Dans les faits, la “mise en conformité BACS” n’est presque jamais un simple achat de matériel, c’est un ensemble qui combine:
- des travaux : installation ou modernisation du système GTB pour mise en conformité fonctionnelle, instrumentation et plan de comptage conforme. D’autant que le BACS met la donnée énergétique au cœur de l’obligation (suivi/enregistrement/analyse par usage et zone fonctionnelle, au pas de temps horaire, conservation des données, détection des pertes d’efficacité).
- un commissioning (mise au point, tests, recette),
- et une phase d’optimisation d’exploitation (réglages, scénarios horaires, consignes, asservissements, formation).
➡️ Ce mix “travaux + services + pilotage” correspond bien à un CPE global incluant des travaux : un CPE est un contrat “à la performance” où l’opérateur s’engage sur des économies d’énergie mesurées et vérifiées ; selon le montage, l’investissement GTB peut être porté par l’acheteur ou par un tiers, avec une rémunération adossée aux économies.
Loi DDADUE: le CPE devient aussi une possibilité exemption à la mise en place d’un SME
La loi DDADUE n°2025-391 du 30 avril 2025, art. 25, réforme L.233-1 et suivants du Code de l’énergie : les obligations sont désormais déclenchées par la consommation annuelle moyenne d’énergie finale.
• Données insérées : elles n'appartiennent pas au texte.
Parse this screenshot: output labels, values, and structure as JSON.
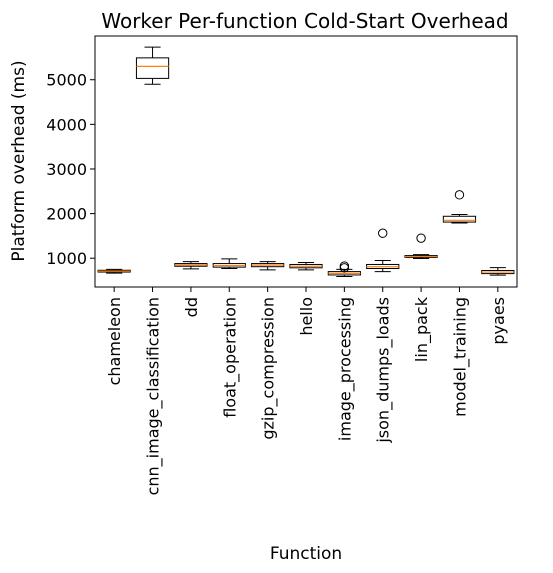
{
  "chart_data": {
    "type": "boxplot",
    "title": "Worker Per-function Cold-Start Overhead",
    "xlabel": "Function",
    "ylabel": "Platform overhead (ms)",
    "ylim": [
      355,
      5980
    ],
    "yticks": [
      1000,
      2000,
      3000,
      4000,
      5000
    ],
    "grid": false,
    "colors": {
      "box": "#000000",
      "median": "#ff7f0e",
      "outlier": "#000000"
    },
    "categories": [
      "chameleon",
      "cnn_image_classification",
      "dd",
      "float_operation",
      "gzip_compression",
      "hello",
      "image_processing",
      "json_dumps_loads",
      "lin_pack",
      "model_training",
      "pyaes"
    ],
    "boxes": [
      {
        "name": "chameleon",
        "whislo": 665,
        "q1": 690,
        "med": 710,
        "q3": 730,
        "whishi": 750,
        "fliers": []
      },
      {
        "name": "cnn_image_classification",
        "whislo": 4900,
        "q1": 5030,
        "med": 5300,
        "q3": 5490,
        "whishi": 5730,
        "fliers": []
      },
      {
        "name": "dd",
        "whislo": 760,
        "q1": 820,
        "med": 850,
        "q3": 880,
        "whishi": 925,
        "fliers": []
      },
      {
        "name": "float_operation",
        "whislo": 770,
        "q1": 800,
        "med": 835,
        "q3": 880,
        "whishi": 985,
        "fliers": []
      },
      {
        "name": "gzip_compression",
        "whislo": 740,
        "q1": 810,
        "med": 845,
        "q3": 880,
        "whishi": 925,
        "fliers": []
      },
      {
        "name": "hello",
        "whislo": 740,
        "q1": 785,
        "med": 820,
        "q3": 860,
        "whishi": 905,
        "fliers": []
      },
      {
        "name": "image_processing",
        "whislo": 590,
        "q1": 625,
        "med": 660,
        "q3": 700,
        "whishi": 750,
        "fliers": [
          785,
          825
        ]
      },
      {
        "name": "json_dumps_loads",
        "whislo": 700,
        "q1": 770,
        "med": 810,
        "q3": 860,
        "whishi": 950,
        "fliers": [
          1560
        ]
      },
      {
        "name": "lin_pack",
        "whislo": 995,
        "q1": 1020,
        "med": 1040,
        "q3": 1060,
        "whishi": 1080,
        "fliers": [
          1450
        ]
      },
      {
        "name": "model_training",
        "whislo": 1790,
        "q1": 1810,
        "med": 1850,
        "q3": 1940,
        "whishi": 1980,
        "fliers": [
          2420
        ]
      },
      {
        "name": "pyaes",
        "whislo": 620,
        "q1": 655,
        "med": 690,
        "q3": 725,
        "whishi": 790,
        "fliers": []
      }
    ]
  }
}
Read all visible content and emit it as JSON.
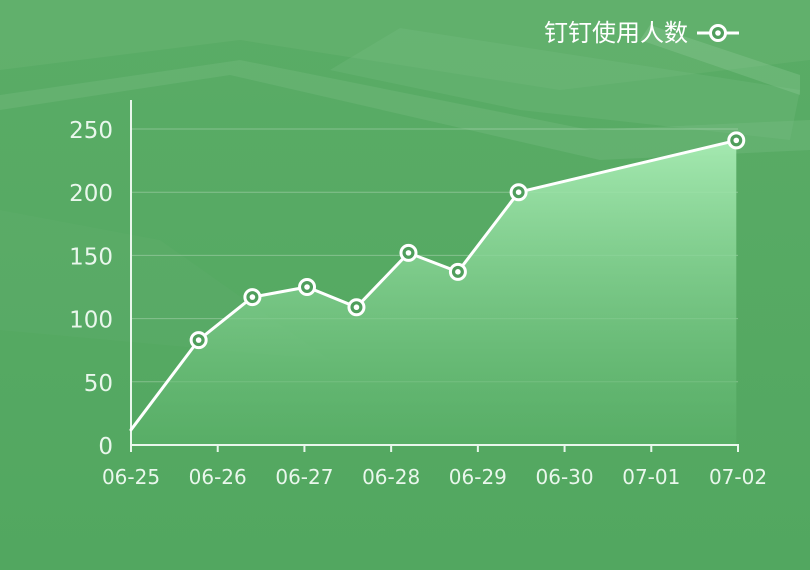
{
  "chart_data": {
    "type": "area",
    "title": "",
    "legend": {
      "label": "钉钉使用人数",
      "position": "top-right",
      "marker": "ring-dot-icon"
    },
    "x_categories": [
      "06-25",
      "06-26",
      "06-27",
      "06-28",
      "06-29",
      "06-30",
      "07-01",
      "07-02"
    ],
    "x_range": [
      0,
      7
    ],
    "ylim": [
      0,
      250
    ],
    "y_ticks": [
      0,
      50,
      100,
      150,
      200,
      250
    ],
    "grid": true,
    "xlabel": "",
    "ylabel": "",
    "series": [
      {
        "name": "钉钉使用人数",
        "points": [
          {
            "x": 0.0,
            "y": 12,
            "marker": false
          },
          {
            "x": 0.78,
            "y": 83,
            "marker": true
          },
          {
            "x": 1.4,
            "y": 117,
            "marker": true
          },
          {
            "x": 2.03,
            "y": 125,
            "marker": true
          },
          {
            "x": 2.6,
            "y": 109,
            "marker": true
          },
          {
            "x": 3.2,
            "y": 152,
            "marker": true
          },
          {
            "x": 3.77,
            "y": 137,
            "marker": true
          },
          {
            "x": 4.47,
            "y": 200,
            "marker": true
          },
          {
            "x": 6.98,
            "y": 241,
            "marker": true
          }
        ]
      }
    ],
    "colors": {
      "background": "#55a963",
      "line": "#ffffff",
      "fill_top": "#a8ecb4",
      "fill_bottom": "#5bb26a",
      "axis": "#e9f7ec",
      "grid": "rgba(255,255,255,0.28)",
      "marker_fill": "#4f9e5c"
    }
  }
}
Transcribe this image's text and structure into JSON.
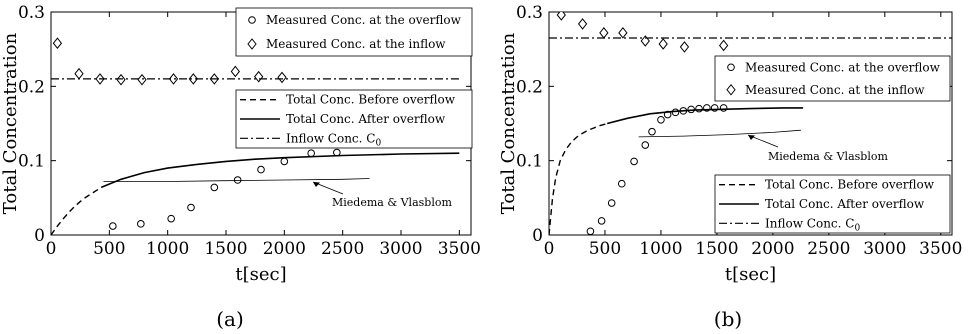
{
  "chart_data": [
    {
      "type": "line",
      "caption": "(a)",
      "xlabel": "t[sec]",
      "ylabel": "Total Concentration",
      "xlim": [
        0,
        3600
      ],
      "ylim": [
        0,
        0.3
      ],
      "xticks": [
        "0",
        "500",
        "1000",
        "1500",
        "2000",
        "2500",
        "3000",
        "3500"
      ],
      "yticks": [
        "0",
        "0.1",
        "0.2",
        "0.3"
      ],
      "grid": false,
      "legend_position": "top-right and middle-right (two boxes)",
      "annotation": "Miedema & Vlasblom",
      "series": [
        {
          "name": "Measured Conc. at the overflow",
          "style": "circle-markers",
          "x": [
            530,
            770,
            1030,
            1200,
            1400,
            1600,
            1800,
            2000,
            2230,
            2450
          ],
          "y": [
            0.012,
            0.015,
            0.022,
            0.037,
            0.064,
            0.074,
            0.088,
            0.099,
            0.11,
            0.111
          ]
        },
        {
          "name": "Measured Conc. at the inflow",
          "style": "diamond-markers",
          "x": [
            55,
            240,
            420,
            600,
            780,
            1050,
            1220,
            1400,
            1580,
            1780,
            1980
          ],
          "y": [
            0.258,
            0.217,
            0.21,
            0.209,
            0.209,
            0.21,
            0.21,
            0.21,
            0.22,
            0.213,
            0.212
          ]
        },
        {
          "name": "Total Conc. Before overflow",
          "style": "dashed",
          "x": [
            0,
            50,
            100,
            150,
            200,
            250,
            300,
            350,
            400,
            430
          ],
          "y": [
            0.0,
            0.011,
            0.021,
            0.03,
            0.038,
            0.045,
            0.051,
            0.056,
            0.061,
            0.064
          ]
        },
        {
          "name": "Total Conc. After overflow",
          "style": "solid",
          "x": [
            430,
            600,
            800,
            1000,
            1250,
            1500,
            1750,
            2000,
            2500,
            3000,
            3500
          ],
          "y": [
            0.064,
            0.075,
            0.084,
            0.09,
            0.095,
            0.099,
            0.102,
            0.104,
            0.107,
            0.109,
            0.11
          ]
        },
        {
          "name": "Inflow Conc. C0",
          "style": "dash-dot",
          "x": [
            0,
            3500
          ],
          "y": [
            0.21,
            0.21
          ]
        },
        {
          "name": "Miedema & Vlasblom",
          "style": "thin-solid",
          "x": [
            450,
            1000,
            1500,
            2000,
            2500,
            2730
          ],
          "y": [
            0.072,
            0.072,
            0.073,
            0.074,
            0.075,
            0.076
          ]
        }
      ]
    },
    {
      "type": "line",
      "caption": "(b)",
      "xlabel": "t[sec]",
      "ylabel": "Total Concentration",
      "xlim": [
        0,
        3600
      ],
      "ylim": [
        0,
        0.3
      ],
      "xticks": [
        "0",
        "500",
        "1000",
        "1500",
        "2000",
        "2500",
        "3000",
        "3500"
      ],
      "yticks": [
        "0",
        "0.1",
        "0.2",
        "0.3"
      ],
      "grid": false,
      "legend_position": "top-right and bottom-right (two boxes)",
      "annotation": "Miedema & Vlasblom",
      "series": [
        {
          "name": "Measured Conc. at the overflow",
          "style": "circle-markers",
          "x": [
            370,
            470,
            560,
            650,
            760,
            860,
            920,
            1000,
            1060,
            1130,
            1200,
            1270,
            1340,
            1410,
            1480,
            1560
          ],
          "y": [
            0.005,
            0.019,
            0.043,
            0.069,
            0.099,
            0.121,
            0.139,
            0.155,
            0.162,
            0.165,
            0.167,
            0.169,
            0.17,
            0.171,
            0.171,
            0.171
          ]
        },
        {
          "name": "Measured Conc. at the inflow",
          "style": "diamond-markers",
          "x": [
            110,
            300,
            490,
            660,
            860,
            1020,
            1210,
            1560
          ],
          "y": [
            0.296,
            0.284,
            0.272,
            0.272,
            0.261,
            0.257,
            0.253,
            0.255
          ]
        },
        {
          "name": "Total Conc. Before overflow",
          "style": "dashed",
          "x": [
            0,
            30,
            60,
            100,
            150,
            200,
            250,
            300,
            350,
            400,
            450,
            500,
            520
          ],
          "y": [
            0.0,
            0.048,
            0.077,
            0.1,
            0.115,
            0.125,
            0.132,
            0.137,
            0.141,
            0.144,
            0.147,
            0.149,
            0.15
          ]
        },
        {
          "name": "Total Conc. After overflow",
          "style": "solid",
          "x": [
            520,
            700,
            900,
            1100,
            1300,
            1500,
            1800,
            2100,
            2270
          ],
          "y": [
            0.15,
            0.157,
            0.163,
            0.166,
            0.168,
            0.169,
            0.17,
            0.171,
            0.171
          ]
        },
        {
          "name": "Inflow Conc. C0",
          "style": "dash-dot",
          "x": [
            0,
            3600
          ],
          "y": [
            0.265,
            0.265
          ]
        },
        {
          "name": "Miedema & Vlasblom",
          "style": "thin-solid",
          "x": [
            800,
            1200,
            1600,
            2000,
            2250
          ],
          "y": [
            0.132,
            0.133,
            0.135,
            0.138,
            0.141
          ]
        }
      ]
    }
  ]
}
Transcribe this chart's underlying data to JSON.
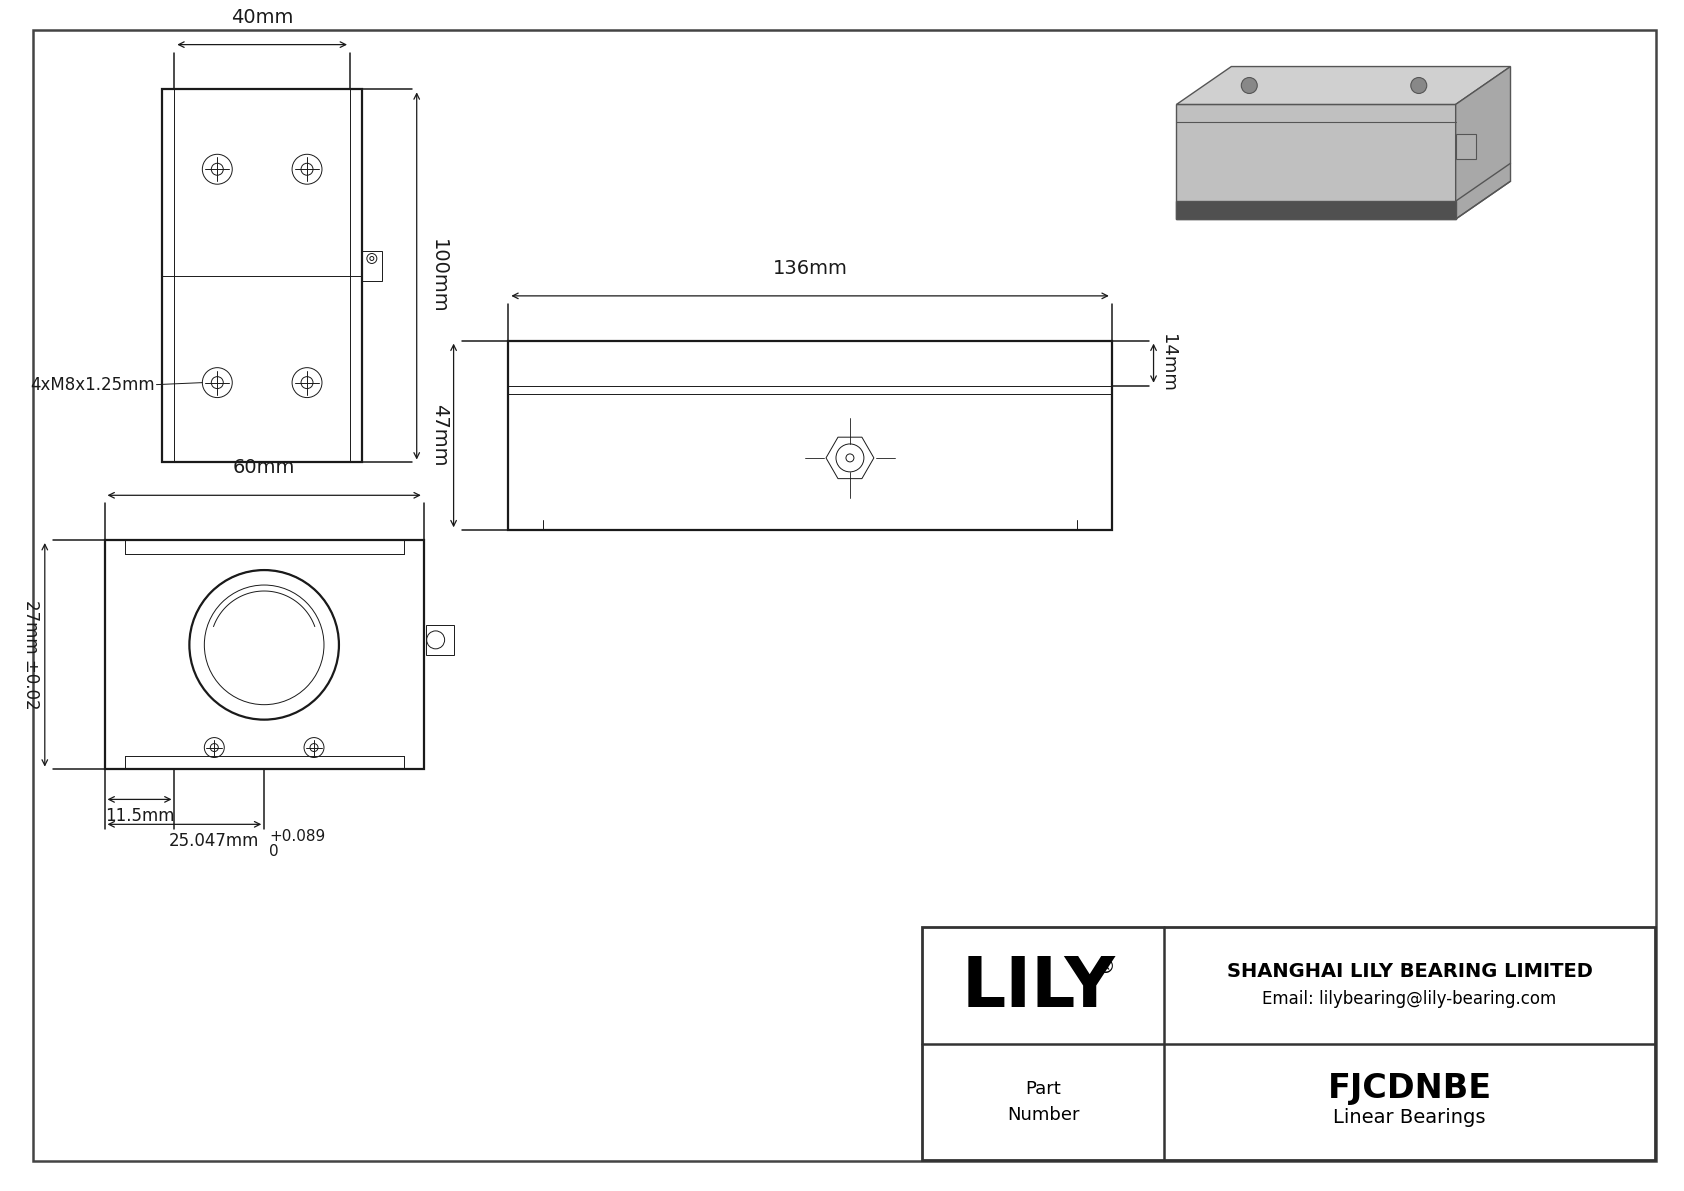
{
  "bg_color": "#ffffff",
  "line_color": "#1a1a1a",
  "dim_color": "#1a1a1a",
  "border_color": "#333333",
  "title": "FJCDNBE",
  "subtitle": "Linear Bearings",
  "company": "SHANGHAI LILY BEARING LIMITED",
  "email": "Email: lilybearing@lily-bearing.com",
  "part_label": "Part\nNumber",
  "logo": "LILY",
  "logo_sup": "®",
  "dim_40mm": "40mm",
  "dim_100mm": "100mm",
  "dim_60mm": "60mm",
  "dim_27mm": "27mm ±0.02",
  "dim_11_5mm": "11.5mm",
  "dim_25_047mm": "25.047mm",
  "dim_tol_top": "+0.089",
  "dim_tol_bot": "0",
  "dim_136mm": "136mm",
  "dim_47mm": "47mm",
  "dim_14mm": "14mm",
  "thread_label": "4xM8x1.25mm",
  "lw_thick": 1.6,
  "lw_mid": 1.1,
  "lw_thin": 0.7,
  "lw_dim": 0.9
}
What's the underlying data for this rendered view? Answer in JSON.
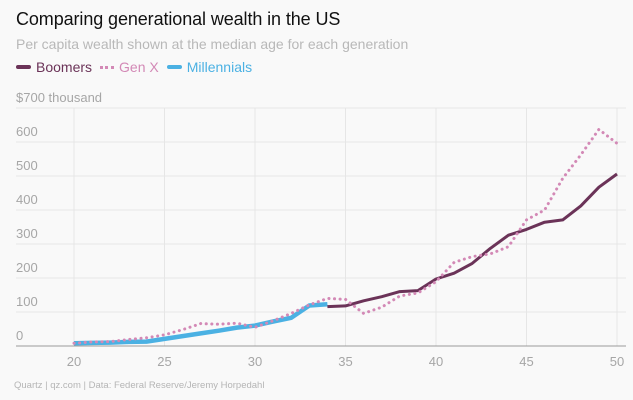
{
  "header": {
    "title": "Comparing generational wealth in the US",
    "subtitle": "Per capita wealth shown at the median age for each generation"
  },
  "legend": [
    {
      "name": "Boomers",
      "color": "#6b3358",
      "style": "solid"
    },
    {
      "name": "Gen X",
      "color": "#d389b6",
      "style": "dotted"
    },
    {
      "name": "Millennials",
      "color": "#4bb1e3",
      "style": "solid"
    }
  ],
  "footer": "Quartz | qz.com | Data: Federal Reserve/Jeremy Horpedahl",
  "chart_data": {
    "type": "line",
    "title": "Comparing generational wealth in the US",
    "subtitle": "Per capita wealth shown at the median age for each generation",
    "xlabel": "",
    "ylabel": "$ thousand",
    "xlim": [
      17,
      50
    ],
    "ylim": [
      0,
      700
    ],
    "x_ticks": [
      20,
      25,
      30,
      35,
      40,
      45,
      50
    ],
    "y_ticks": [
      0,
      100,
      200,
      300,
      400,
      500,
      600,
      700
    ],
    "y_tick_labels": [
      "0",
      "100",
      "200",
      "300",
      "400",
      "500",
      "600",
      "$700 thousand"
    ],
    "grid": true,
    "legend_position": "top-left",
    "series": [
      {
        "name": "Boomers",
        "color": "#6b3358",
        "style": "solid",
        "x": [
          34,
          35,
          36,
          37,
          38,
          39,
          40,
          41,
          42,
          43,
          44,
          45,
          46,
          47,
          48,
          49,
          50
        ],
        "values": [
          116,
          118,
          133,
          145,
          160,
          163,
          197,
          214,
          243,
          287,
          326,
          343,
          364,
          371,
          412,
          467,
          506
        ]
      },
      {
        "name": "Gen X",
        "color": "#d389b6",
        "style": "dotted",
        "x": [
          20,
          21,
          22,
          23,
          24,
          25,
          26,
          27,
          28,
          29,
          30,
          31,
          32,
          33,
          34,
          35,
          36,
          37,
          38,
          39,
          40,
          41,
          42,
          43,
          44,
          45,
          46,
          47,
          48,
          49,
          50
        ],
        "values": [
          8,
          12,
          13,
          19,
          24,
          33,
          48,
          66,
          64,
          67,
          55,
          74,
          96,
          121,
          140,
          137,
          96,
          114,
          147,
          156,
          189,
          246,
          263,
          271,
          292,
          371,
          400,
          493,
          562,
          637,
          596
        ]
      },
      {
        "name": "Millennials",
        "color": "#4bb1e3",
        "style": "solid",
        "x": [
          20,
          21,
          22,
          23,
          24,
          25,
          26,
          27,
          28,
          29,
          30,
          31,
          32,
          33,
          34
        ],
        "values": [
          8,
          9,
          10,
          12,
          13,
          21,
          29,
          37,
          45,
          54,
          60,
          72,
          83,
          119,
          123
        ]
      }
    ]
  }
}
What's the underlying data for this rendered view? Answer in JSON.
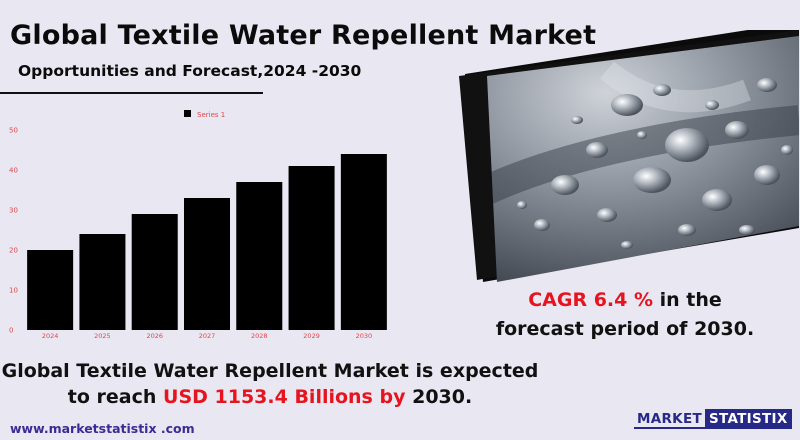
{
  "header": {
    "title": "Global Textile Water Repellent Market",
    "subtitle": "Opportunities and Forecast,2024 -2030"
  },
  "chart_data": {
    "type": "bar",
    "categories": [
      "2024",
      "2025",
      "2026",
      "2027",
      "2028",
      "2029",
      "2030"
    ],
    "series": [
      {
        "name": "Series 1",
        "values": [
          20,
          24,
          29,
          33,
          37,
          41,
          44
        ]
      }
    ],
    "ylim": [
      0,
      50
    ],
    "yticks": [
      0,
      10,
      20,
      30,
      40,
      50
    ],
    "legend": "top-center",
    "grid": false,
    "bar_color": "#000000",
    "tick_color": "#e0474c"
  },
  "cagr": {
    "prefix": "CAGR  6.4 %",
    "suffix": " in the",
    "line2": "forecast period of 2030."
  },
  "expectation": {
    "line1": "Global Textile Water Repellent Market is expected",
    "line2_start": "to reach ",
    "highlight": "USD 1153.4  Billions by",
    "line2_end": " 2030."
  },
  "footer": {
    "website": "www.marketstatistix .com",
    "logo_part1": "MARKET",
    "logo_part2": "STATISTIX"
  },
  "colors": {
    "accent_red": "#e5141e",
    "brand_blue": "#262a86",
    "background": "#e9e7f1"
  }
}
Les obligations principales prévues par L.233-1 (en deux niveaux) :
- À partir de 23,6 GWh/an : l’organisation doit mettre en place un système de management de l’énergie (SMÉ) certifié.
- À partir de 2,75 GWh/an : si elle n’a pas de SMÉ, l’organisation doit réaliser un audit énergétique tous les 4 ans (un SMÉ dispense donc de l’audit périodique).
Calendrier : applicabilité au 1er octobre 2025 ; première échéance au 11 octobre 2026 pour le premier audit, et au 11 octobre 2027 pour disposer d’un SMÉ certifié pour les organisations qui franchissent les seuils ; si les seuils sont franchis plus tard, la mise en conformité intervient dans l’année suivant les trois dernières années civiles dont la moyenne dépasse le seuil.
Pourquoi le secteur public peut être concerné : le texte vise les personnes morales immatriculées au RCS , donc certains acteurs publics organisés en sociétés (ex. SA) peuvent entrer dans le champ s’ils dépassent les seuils.
Le lien direct avec les CPE : une voie d’exemption au SMÉ / audit
Le Code de l’énergie prévoit qu’une organisation soumise à ces obligations peut être exemptée si elle met en œuvre un CPE, sous conditions fixées par arrêté, afin que le CPE satisfasse aux exigences de l’annexe XV de la directive (UE) 2023/1791 c’est-à-dire, au minimum :
- une baseline (situation de référence) datée et documentée ;
- des économies garanties (ou des objectifs de performance) clairement définies ;
- un plan d’exécution (mesures/étapes, responsabilités, jalons) ;
- un dispositif de mesure & vérification (M&V) crédible (règles de calcul, contrôles, qualité des données) ;
- une gestion du changement (évolution d’usage, conditions d’exploitation) ;
- de la traçabilité (journal des modifications) et des sanctions en cas de manquement ;
- une transparence sur les impacts financiers et la répartition des gains/charges.
Avec un contrat CPE, le régulateur incite à passer d’une logique d’intentions et de moyens à une logique de résultats prouvés
Dans un environnement qui combine :
- résultats à atteindre (décret tertiaire),
- moyens à déployer et données à produire (décret BACS),
- et parfois obligations “audit / SMÉ / plan d’actions” liées à la consommation (DDADUE),
…le régulateur oriente clairement les acteurs vers des approches fondées sur la performance. Le CPE s’inscrit dans cette logique : il offre un cadre pour engager contractuellement une réduction de consommation, la mesurer, la vérifier, et organiser les responsabilités (travaux, exploitation, pilotage, éventuellement financement) autour d’un objectif commun.